Breaking the rules down: the two biggest points of emphasis made for businesses excluded is 1) the company’s dependence on the skill/reputation of one or more of its employees, and 2) whether the company performs legitimate services in the disqualified industry. A company such as Square is not so heavily dependent on its employees’ skills to bring in revenue but rather in the functionality of their technological products, bypassing the first rule that would have effectively banned it from qualifying.
A part of Square’s revenue, however, also comes from a percentage of each transaction when a card is swiped with its Square Reader. The question becomes, is Square effectively performing a service to its clients in the finance industry? At least some practitioners believe the answer to be no.

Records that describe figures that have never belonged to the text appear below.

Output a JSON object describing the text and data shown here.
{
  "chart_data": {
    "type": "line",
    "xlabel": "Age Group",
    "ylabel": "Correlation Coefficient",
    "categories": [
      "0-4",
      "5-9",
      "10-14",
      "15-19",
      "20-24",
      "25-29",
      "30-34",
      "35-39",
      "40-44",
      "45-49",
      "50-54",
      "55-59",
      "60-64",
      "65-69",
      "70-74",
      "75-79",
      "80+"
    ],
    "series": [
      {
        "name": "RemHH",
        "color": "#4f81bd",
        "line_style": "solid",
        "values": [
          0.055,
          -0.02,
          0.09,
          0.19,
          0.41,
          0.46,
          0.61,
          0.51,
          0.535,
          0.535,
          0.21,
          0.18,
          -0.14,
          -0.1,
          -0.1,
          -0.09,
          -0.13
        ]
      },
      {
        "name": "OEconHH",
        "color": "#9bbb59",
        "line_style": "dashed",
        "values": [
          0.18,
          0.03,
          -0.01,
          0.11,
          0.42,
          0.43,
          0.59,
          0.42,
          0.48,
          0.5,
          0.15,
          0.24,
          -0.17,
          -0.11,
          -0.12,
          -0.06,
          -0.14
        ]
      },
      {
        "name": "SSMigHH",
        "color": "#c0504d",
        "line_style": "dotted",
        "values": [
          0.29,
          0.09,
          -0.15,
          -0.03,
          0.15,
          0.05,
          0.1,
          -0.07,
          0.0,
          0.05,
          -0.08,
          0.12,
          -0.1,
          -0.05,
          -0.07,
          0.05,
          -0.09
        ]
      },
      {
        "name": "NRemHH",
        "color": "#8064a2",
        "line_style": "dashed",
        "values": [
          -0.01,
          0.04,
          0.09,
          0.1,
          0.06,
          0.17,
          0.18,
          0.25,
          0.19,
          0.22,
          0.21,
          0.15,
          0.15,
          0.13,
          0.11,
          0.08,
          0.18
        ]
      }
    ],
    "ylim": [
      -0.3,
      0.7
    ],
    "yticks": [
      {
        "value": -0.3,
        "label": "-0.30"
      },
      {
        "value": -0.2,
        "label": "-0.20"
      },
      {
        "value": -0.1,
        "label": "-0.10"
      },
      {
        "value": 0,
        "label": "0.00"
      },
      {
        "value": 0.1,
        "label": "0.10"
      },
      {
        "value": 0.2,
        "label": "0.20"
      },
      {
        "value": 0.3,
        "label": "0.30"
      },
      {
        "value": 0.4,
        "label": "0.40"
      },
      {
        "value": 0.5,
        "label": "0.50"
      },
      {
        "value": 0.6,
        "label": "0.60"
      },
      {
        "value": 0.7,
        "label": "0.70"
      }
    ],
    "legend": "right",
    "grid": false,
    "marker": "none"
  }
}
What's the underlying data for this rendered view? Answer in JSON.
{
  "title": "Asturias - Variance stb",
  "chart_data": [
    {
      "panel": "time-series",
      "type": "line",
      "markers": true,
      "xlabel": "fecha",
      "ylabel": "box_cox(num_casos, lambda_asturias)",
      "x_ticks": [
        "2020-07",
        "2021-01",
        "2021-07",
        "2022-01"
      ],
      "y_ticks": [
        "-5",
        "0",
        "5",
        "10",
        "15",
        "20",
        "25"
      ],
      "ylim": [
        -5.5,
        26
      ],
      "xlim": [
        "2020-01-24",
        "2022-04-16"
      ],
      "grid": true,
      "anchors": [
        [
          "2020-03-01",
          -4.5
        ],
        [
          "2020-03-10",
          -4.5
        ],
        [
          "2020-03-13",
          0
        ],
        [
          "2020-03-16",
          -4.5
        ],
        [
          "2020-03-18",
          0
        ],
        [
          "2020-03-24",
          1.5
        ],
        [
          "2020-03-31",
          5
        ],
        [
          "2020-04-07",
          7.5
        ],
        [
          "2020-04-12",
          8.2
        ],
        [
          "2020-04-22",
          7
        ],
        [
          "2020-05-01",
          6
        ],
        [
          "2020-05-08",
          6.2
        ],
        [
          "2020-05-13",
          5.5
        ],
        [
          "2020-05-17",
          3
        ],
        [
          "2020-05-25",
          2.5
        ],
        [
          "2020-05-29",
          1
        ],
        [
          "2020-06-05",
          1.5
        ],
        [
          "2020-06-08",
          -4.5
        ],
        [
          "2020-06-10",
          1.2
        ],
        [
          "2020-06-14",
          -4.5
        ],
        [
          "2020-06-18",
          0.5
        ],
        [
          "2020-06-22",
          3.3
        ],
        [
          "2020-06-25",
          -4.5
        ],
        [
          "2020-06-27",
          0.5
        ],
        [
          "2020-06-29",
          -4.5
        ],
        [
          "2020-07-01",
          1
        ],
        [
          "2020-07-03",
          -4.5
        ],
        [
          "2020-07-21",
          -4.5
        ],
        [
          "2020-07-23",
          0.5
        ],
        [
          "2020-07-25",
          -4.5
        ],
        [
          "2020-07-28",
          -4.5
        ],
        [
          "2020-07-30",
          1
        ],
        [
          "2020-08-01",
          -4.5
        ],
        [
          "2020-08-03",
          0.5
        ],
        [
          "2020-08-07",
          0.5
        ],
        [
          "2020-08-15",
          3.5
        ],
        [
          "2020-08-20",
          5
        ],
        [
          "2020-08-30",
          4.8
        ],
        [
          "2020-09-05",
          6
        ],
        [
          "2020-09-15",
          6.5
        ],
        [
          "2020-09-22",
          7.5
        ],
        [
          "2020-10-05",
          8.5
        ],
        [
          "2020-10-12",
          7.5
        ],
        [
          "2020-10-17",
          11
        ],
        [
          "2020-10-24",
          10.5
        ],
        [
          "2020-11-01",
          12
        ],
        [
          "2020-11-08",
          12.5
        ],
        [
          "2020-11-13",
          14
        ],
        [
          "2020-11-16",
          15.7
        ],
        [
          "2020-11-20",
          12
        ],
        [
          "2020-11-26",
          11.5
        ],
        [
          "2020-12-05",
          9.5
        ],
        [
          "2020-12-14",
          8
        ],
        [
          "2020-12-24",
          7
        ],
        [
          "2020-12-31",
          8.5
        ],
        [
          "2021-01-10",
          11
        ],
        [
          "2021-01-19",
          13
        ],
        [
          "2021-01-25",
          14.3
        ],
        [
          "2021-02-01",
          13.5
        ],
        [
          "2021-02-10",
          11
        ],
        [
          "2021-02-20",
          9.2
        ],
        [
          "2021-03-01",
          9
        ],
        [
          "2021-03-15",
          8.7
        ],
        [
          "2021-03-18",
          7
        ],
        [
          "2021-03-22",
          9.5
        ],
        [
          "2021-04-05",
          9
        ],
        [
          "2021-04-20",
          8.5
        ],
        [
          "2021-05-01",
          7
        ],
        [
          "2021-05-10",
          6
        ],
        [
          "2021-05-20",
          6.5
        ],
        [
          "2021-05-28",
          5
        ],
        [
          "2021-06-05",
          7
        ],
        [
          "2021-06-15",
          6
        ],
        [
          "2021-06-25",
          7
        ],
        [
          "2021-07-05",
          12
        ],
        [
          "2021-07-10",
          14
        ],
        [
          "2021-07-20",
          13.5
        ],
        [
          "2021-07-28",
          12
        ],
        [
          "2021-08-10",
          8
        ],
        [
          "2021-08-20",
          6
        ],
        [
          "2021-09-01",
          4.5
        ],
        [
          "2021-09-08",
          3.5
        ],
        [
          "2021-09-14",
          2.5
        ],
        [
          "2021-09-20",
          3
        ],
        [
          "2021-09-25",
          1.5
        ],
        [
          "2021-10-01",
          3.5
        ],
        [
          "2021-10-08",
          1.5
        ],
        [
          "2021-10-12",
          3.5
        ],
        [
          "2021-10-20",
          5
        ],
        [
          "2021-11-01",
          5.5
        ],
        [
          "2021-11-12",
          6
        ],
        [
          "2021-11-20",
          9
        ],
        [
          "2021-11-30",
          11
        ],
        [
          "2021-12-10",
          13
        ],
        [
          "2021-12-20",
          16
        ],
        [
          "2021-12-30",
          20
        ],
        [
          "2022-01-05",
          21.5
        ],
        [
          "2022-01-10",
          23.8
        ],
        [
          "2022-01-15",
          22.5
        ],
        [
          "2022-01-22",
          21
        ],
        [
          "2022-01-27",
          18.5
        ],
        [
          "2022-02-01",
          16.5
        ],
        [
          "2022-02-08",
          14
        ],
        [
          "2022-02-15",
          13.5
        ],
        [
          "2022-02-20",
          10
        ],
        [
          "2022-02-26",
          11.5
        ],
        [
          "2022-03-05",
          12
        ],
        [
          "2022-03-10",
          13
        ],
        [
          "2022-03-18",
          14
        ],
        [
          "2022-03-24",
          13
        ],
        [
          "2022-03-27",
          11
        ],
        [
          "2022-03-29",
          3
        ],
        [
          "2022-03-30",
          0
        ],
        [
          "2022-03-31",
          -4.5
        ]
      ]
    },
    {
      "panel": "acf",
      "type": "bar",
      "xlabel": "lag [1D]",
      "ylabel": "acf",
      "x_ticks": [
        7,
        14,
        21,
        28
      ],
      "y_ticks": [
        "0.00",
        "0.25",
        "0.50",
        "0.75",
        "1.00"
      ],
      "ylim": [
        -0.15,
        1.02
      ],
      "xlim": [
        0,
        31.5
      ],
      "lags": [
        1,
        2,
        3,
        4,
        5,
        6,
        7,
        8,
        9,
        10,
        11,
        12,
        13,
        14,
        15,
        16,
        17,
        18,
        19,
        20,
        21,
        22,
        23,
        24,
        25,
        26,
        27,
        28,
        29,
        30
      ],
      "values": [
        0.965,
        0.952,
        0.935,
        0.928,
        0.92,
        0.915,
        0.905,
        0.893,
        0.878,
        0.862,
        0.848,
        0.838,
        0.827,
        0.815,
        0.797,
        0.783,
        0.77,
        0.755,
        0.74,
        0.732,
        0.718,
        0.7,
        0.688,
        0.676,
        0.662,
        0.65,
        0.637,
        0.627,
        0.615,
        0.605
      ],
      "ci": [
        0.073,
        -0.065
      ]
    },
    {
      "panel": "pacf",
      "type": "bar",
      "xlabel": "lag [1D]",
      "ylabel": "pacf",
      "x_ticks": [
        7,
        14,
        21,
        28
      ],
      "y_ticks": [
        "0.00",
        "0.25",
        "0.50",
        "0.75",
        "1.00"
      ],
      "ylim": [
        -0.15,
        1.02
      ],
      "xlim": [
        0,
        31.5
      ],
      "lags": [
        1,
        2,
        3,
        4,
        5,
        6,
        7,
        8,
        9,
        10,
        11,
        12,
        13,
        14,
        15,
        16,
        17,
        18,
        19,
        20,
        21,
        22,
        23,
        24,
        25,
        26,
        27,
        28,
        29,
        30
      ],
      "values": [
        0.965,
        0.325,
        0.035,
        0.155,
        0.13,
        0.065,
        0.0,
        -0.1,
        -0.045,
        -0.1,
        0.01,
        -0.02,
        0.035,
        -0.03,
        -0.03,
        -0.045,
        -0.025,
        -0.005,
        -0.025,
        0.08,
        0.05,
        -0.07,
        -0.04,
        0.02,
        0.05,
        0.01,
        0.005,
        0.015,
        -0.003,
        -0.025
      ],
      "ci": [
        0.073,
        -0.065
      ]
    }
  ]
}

In one Tax Court case, IRS challenged an entity structured as a training facility for an insurance business, and denied QSBS status as a disqualified service business, relying on the reputation or skill of one or more employees. The court disagreed with the IRS argument and indicated that the principal asset of the company was the training and organization structure. As such, the reasoning in this case provides an understanding that a company with primary assets in something other than the skill or reputation of individuals such as technology, but functioning as a facilitator in a disqualified industry, does not necessarily disqualify that company from meeting QSBS requirements.
Square’s main line of business is providing software and hardware products that help streamline financing for the client, but its actual business does not perform the financial services. As a result, Square shares could effectively qualify for QSBS treatment for those investors who acquired shares when the company’s gross assets were still under $50 million.
Similar yet Unique
Although there are similarities, the question of whether a corporation in the FinTech industry can qualify for QSBS treatment must be determined on a case-by-case basis and with careful consideration and analysis to effectively come to a conclusion. While taxpayers can benefit greatly, it is advisable to work with a professional advisor familiar with the intricacies of QSBS to address all the requirements and avoid traps.